If you’re setting up a voluntary group or a charity, you have several options when it comes to the form that your organisation takes. Up until earlier this year, the two main ones were:
1. An unincorporated association, which is essentially a group of people who work together for a charitable purpose. The association doesn’t have its own legal identity, so the people involved bear full responsibility for any liabilities that the group may incur. The group will also not be able to buy assets, enter into contracts or employ staff in its own name.
2. A company limited by guarantee, which is a legal entity in its own right and can own assets and enter into contracts in its own name. The company benefits from ‘limited liability’ for debts or lawsuits, meaning that its members or trustees are only liable for a small sum, usually about £10. Companies limited by guarantee are registered with Companies House and have to comply with various statutory requirements.
In addition to these legal forms, organisations wishing to benefit from charitable status have to register with the Charity Commission. This entails compliance with another set of requirements, as well as periodic reporting on the charity’s activities.
Because many smaller charities wanted to benefit from the limited liability and separate legal entity that come from being a company limited by guarantee, but did not necessarily have the time or resources to deal with the different registration and reporting requirements of Companies House and the Charity Commission, the government has introduced a new legal form: the Charitable Incorporated Organisation (CIO).

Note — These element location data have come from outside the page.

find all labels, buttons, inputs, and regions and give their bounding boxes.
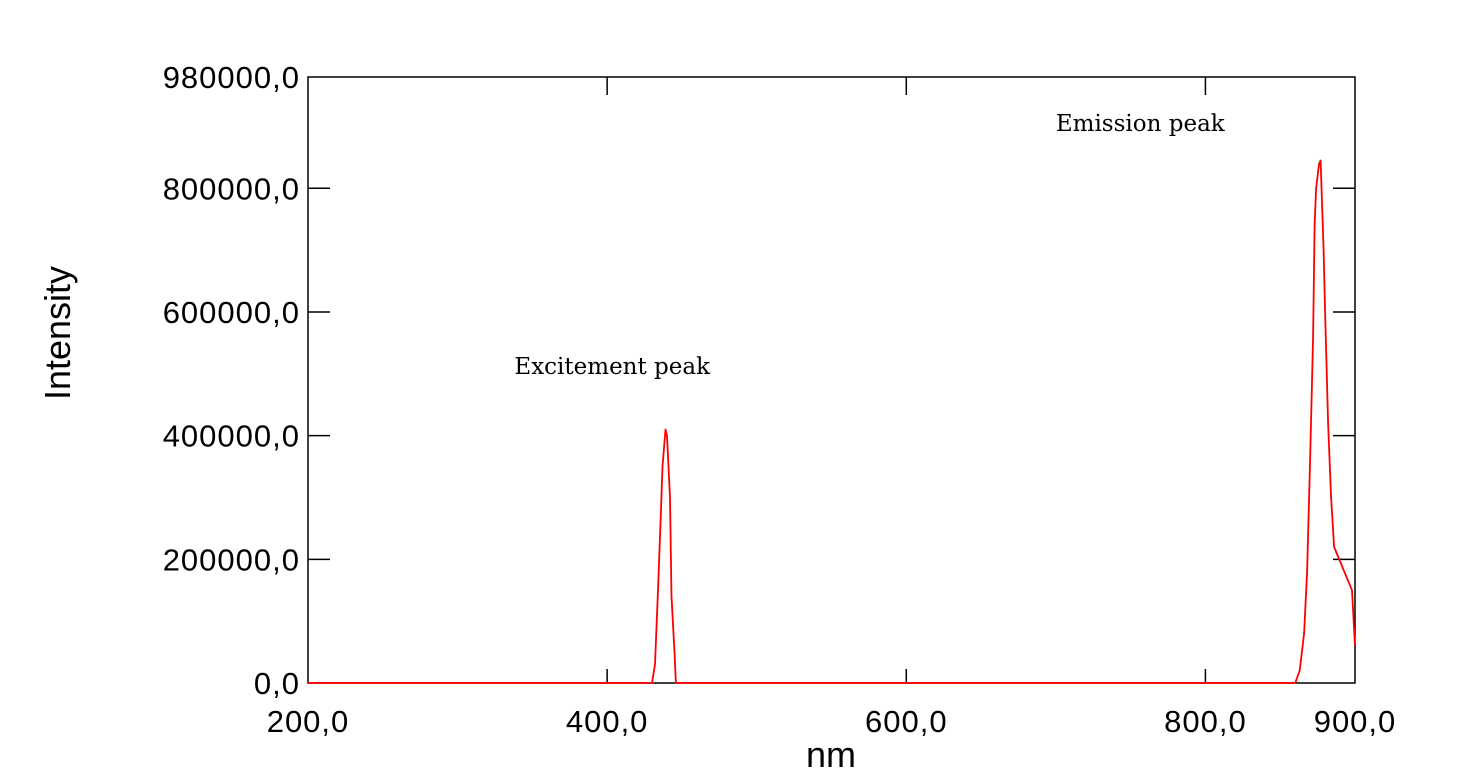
y-tick-label: 200000,0 xyxy=(163,542,300,577)
y-tick-label: 800000,0 xyxy=(163,171,300,206)
x-axis-title: nm xyxy=(806,734,856,770)
x-tick-label: 900,0 xyxy=(1314,704,1397,739)
series-layer xyxy=(308,159,1356,684)
y-tick-label: 600000,0 xyxy=(163,295,300,330)
peak-annotation: Emission peak xyxy=(1056,111,1226,137)
x-tick-label: 600,0 xyxy=(865,704,948,739)
plot-area xyxy=(307,76,1356,684)
y-tick-label: 400000,0 xyxy=(163,419,300,454)
peak-annotation: Excitement peak xyxy=(514,354,711,380)
y-tick-label: 980000,0 xyxy=(163,60,300,95)
labels-layer: 200,0 400,0 600,0 800,0 900,0 0,0 200000,0 4000… xyxy=(163,60,1397,739)
x-tick-label: 400,0 xyxy=(566,704,649,739)
ticks-layer xyxy=(308,77,1355,683)
series-line xyxy=(308,159,1356,684)
y-tick-label: 0,0 xyxy=(254,666,300,701)
x-tick-label: 200,0 xyxy=(267,704,350,739)
y-axis-title: Intensity xyxy=(37,266,78,400)
x-tick-label: 800,0 xyxy=(1164,704,1247,739)
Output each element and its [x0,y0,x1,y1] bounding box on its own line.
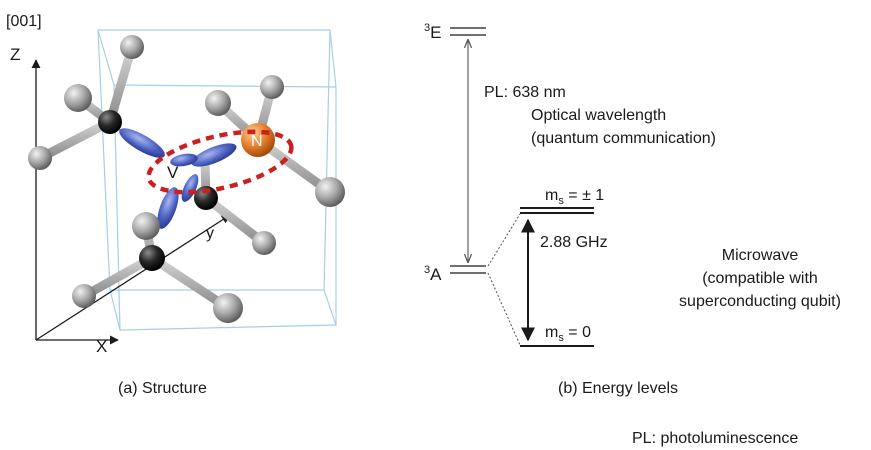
pl-label: PL: 638 nm [484,84,566,101]
crystal-structure: [001] Z X y V N (a) Structure [6,13,345,397]
excited-state-prefix: 3 [424,22,430,34]
axes [31,59,231,345]
excited-state-label: E [430,23,441,42]
optical-line-2: (quantum communication) [531,130,716,147]
microwave-line-3: superconducting qubit) [679,293,841,310]
fan-line-bottom [487,272,521,346]
footnote: PL: photoluminescence [632,430,798,447]
svg-text:3A: 3A [424,264,442,284]
axis-z-label: Z [10,45,20,64]
svg-text:3E: 3E [424,22,441,42]
energy-level-diagram: 3E 3A PL: 638 nm Optical wavelength (qua… [424,22,841,397]
fan-line-top [487,213,521,267]
optical-line-1: Optical wavelength [531,107,666,124]
ground-state-3A: 3A [424,264,486,284]
ground-state-prefix: 3 [424,264,430,276]
carbon-atoms [28,35,345,323]
nitrogen-label: N [251,133,263,150]
dangling-bond-orbitals [119,128,237,229]
excited-state-3E: 3E [424,22,486,42]
unit-cell [97,29,337,331]
nv-highlight-ellipse [146,129,294,195]
direction-label: [001] [6,13,42,30]
ground-state-label: A [430,265,442,284]
vacancy-label: V [167,163,179,182]
energy-caption: (b) Energy levels [558,380,678,397]
ms-0-label: ms = 0 [545,324,591,344]
microwave-line-2: (compatible with [702,270,818,287]
axis-y-label: y [206,225,214,242]
axis-x-label: X [96,337,107,356]
neighbor-carbon-atoms [98,110,218,271]
ms-pm1-label: ms = ± 1 [545,187,604,207]
structure-caption: (a) Structure [118,380,207,397]
splitting-label: 2.88 GHz [540,234,608,251]
microwave-line-1: Microwave [722,247,799,264]
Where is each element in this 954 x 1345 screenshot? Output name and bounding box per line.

The CIO is like a company – but, crucially, is not a company – in that it has its own distinct legal status and provided members and trustees with limited liability. But it is also a fully fledged charity. This means that anyone wanting to set up a CIO needs only to register with the Charity Commission and has to comply with only one set of legal and reporting requirements.
Unfortunately, charities that are already incorporated in a different legal form, such as a company limited by guarantee, are not yet able to convert to CIO status. However, this should be possible some time next year, once the necessary legislation has been passed.
There’s more information about Charitable Incorporated Organisations on the Charity Commission’s website, which also provides model governing documents and answers to various frequently asked questions.
The new CIO legal form will not be suitable for all charities, but it is likely to be popular for small to medium organisations that want to employ staff or to enter into contracts in their own name. And while the reduction in bureaucracy may not seem a lot, anything that allows such organisations to spend less time on paperwork and more time on their charitable activities should surely be welcomed.